Magazinarchiv: 2001

Drunter & Drüber: Chorsatz leichtgemacht

5. Und jetzt mit Pepp!


In den ersten Teilen des Workshops ‚drunter & drüber‘ haben wir eine einfache Methode entwickelt um harmonische Chorsätze zu schreiben, also Stimmen zu finden, die über und unter der Hauptstimme verlaufen. Wir haben uns mit Akkordfärbungen beschäftigt und haben damit das Werkzeug für interessante Chorsätze.
Jetzt wollen wir aber noch mehr ‚Pepp‘ reinbringen und schauen uns an, wie wir unsere Stimmführung weiter ausbauen können. Wir benützen dabei sogenannte ‚Chor-Effekte‘, also Stimmführungen, die unsere Hauptstimme ergänzen, umspielen, erweitern und so weiter. Schauen wir uns einige der Möglichkeiten an. Ich habe wieder den Anfang eines einfachen Liedes genommen.

Mit unserer Lineal-Methode schreiben wir einen einfachen Chorsatz dazu.

Ebenfalls aus den früheren Workshops übernehme ich Akkord-Färbungen und dabei ergibt sich folgender

Bei all den oben geschriebenen Chorsätzen habe ich folgendes Prinzip verwendet:
Jede Note der Hauptstimme wird ergänzt durch eine Note der ‚dr&dr‘-Stimme (drunter & drüber).
Jetzt wollen wir dieses Prinzip verlassen und zusätzliche Stimmen zur Hauptstimme suchen, die rhythmisch nichts (oder wenig) mit der Rhythmik der Hauptstimme zu tun haben.

Fläche
Wir begleiten unsere Hauptstimme mit einer Chorfläche, also lang ausgehaltenen Tönen aus der entsprechenden Harmonie. Dabei dürfen Töne der Hauptstimme mitverwendet werden. Wichtig hierbei ist, dass wenig Tonwechsel vorkommen und möglichst kleine Tonsprünge.
Hier mal einige Möglichkeiten, wobei ich immer zwei (oder drei) Töne aus dem zugrundeliegenden Akkord wähle (Harmonielehre siehe Teil 2)

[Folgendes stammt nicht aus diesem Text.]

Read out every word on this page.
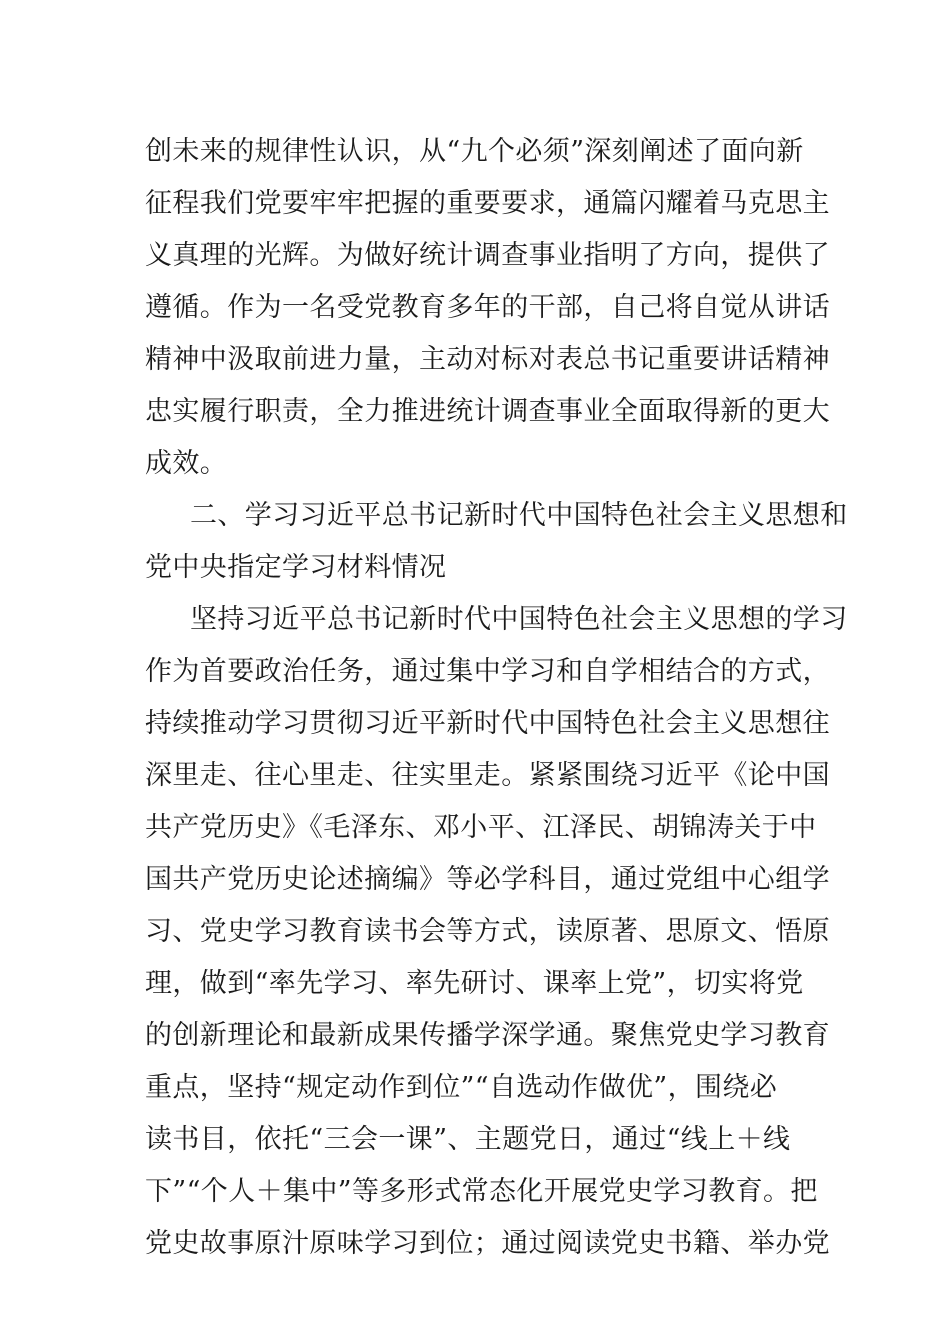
创未来的规律性认识，从“九个必须”深刻阐述了面向新
征程我们党要牢牢把握的重要要求，通篇闪耀着马克思主
义真理的光辉。为做好统计调查事业指明了方向，提供了
遵循。作为一名受党教育多年的干部，自己将自觉从讲话
精神中汲取前进力量，主动对标对表总书记重要讲话精神
忠实履行职责，全力推进统计调查事业全面取得新的更大
成效。
二、学习习近平总书记新时代中国特色社会主义思想和
党中央指定学习材料情况
坚持习近平总书记新时代中国特色社会主义思想的学习
作为首要政治任务，通过集中学习和自学相结合的方式，
持续推动学习贯彻习近平新时代中国特色社会主义思想往
深里走、往心里走、往实里走。紧紧围绕习近平《论中国
共产党历史》《毛泽东、邓小平、江泽民、胡锦涛关于中
国共产党历史论述摘编》等必学科目，通过党组中心组学
习、党史学习教育读书会等方式，读原著、思原文、悟原
理，做到“率先学习、率先研讨、课率上党”，切实将党
的创新理论和最新成果传播学深学通。聚焦党史学习教育
重点，坚持“规定动作到位”“自选动作做优”，围绕必
读书目，依托“三会一课”、主题党日，通过“线上＋线
下”“个人＋集中”等多形式常态化开展党史学习教育。把
党史故事原汁原味学习到位；通过阅读党史书籍、举办党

Ich singe diese zusätzlichen Stimmen auf ‚uuuh‘ oder ‚ahhh‘, natürlich geht auch ‚mmmh‘ oder ’nnnh‘ oder summen oder alles mögliche, wenn es sich entsprechend gut anhört. Interessant sind Übergänge von ‚uuuuh‘ zu ‚aaaah‘, an Stellen, an denen ich eine besondere Betonung haben möchte.

Fläche und Dynamik
Diese Chorfläche wirkt besonders gut, wenn sie durch Dynamik (also laut und leise) verstärkt wird und entsprechend der Steigerung im Lied eingesetzt wird. Sanftes Beginnen, langsames Lauterwerden bis zum klaren frischen ‚aaaah‘, um danach wieder zum sanften ‚uuuuh‘ zurückzukommen das sind Gänsehaut-Augenblicke.

Fläche und Rhythmus
Natürlich kann ich mit dieser Fläche auch den Rhythmus des Liedes verstärken. Dabei wird die Fläche an manchen Stellen markant durchbrochen. Die entstehende Leere gibt zusätzliche Dramatik und Dynamik. Auch kurze percussive Töne erzeugen Dynamik und bauen Spannung auf oder machen das Lied poppiger, rhythmischer und leichter.

Rhythmus
Dass die Nebenstimmen Rhythmus machen, kann ich mir natürlich auch zunutze machen, wenn ich unsere Lineal-Methode anwende, dann aber die Noten nicht der zugrundeliegenden Hauptstimme anpasse, sondern dem Rhythmus.

Gegenstimmen
Wirklich chorisch wird es, wenn ich die Stimmen gegen die Hauptstimme führe, also den Effekt Vorsänger und Antwort-Chor erzeuge, wobei der Chor nicht einfach nur nachsingen muss, sondern eine eigene Stimmführung bekommt (eben unseren Chorsatz).

Gegenstimme und Rhytmus
Jetzt arbeite ich sogar so, dass ich die Stimmen, die gegen meine Hauptstimme laufen, nicht als Melodie-Stimme führe, sondern als Rhythmus-Stimme

Verstärkung
Etwas weniger extrem ist ein Chorsatz, der nur bei bestimmten Stellen einsetzt, die ich hervorheben möchte. Dabei dürfen diejenigen, die die Chorstimmen singen, in ihren Pausennicht die Hauptstimme mitsingen, da sonst der Effekt ‚wenig-viel‘ verloren geht.

Ostinato
Hier habe ich eine Stimmführung gewählt, die das Lied mit einer eigenständigen kurzen, sich wiederholenden Melodie- oder Rhythmik-Figur unterlegt. Meist wird dies mit einer Bassstimme gemacht, hier habe ich auch einmal ein ‚drüber-Ostinato‘ geschrieben.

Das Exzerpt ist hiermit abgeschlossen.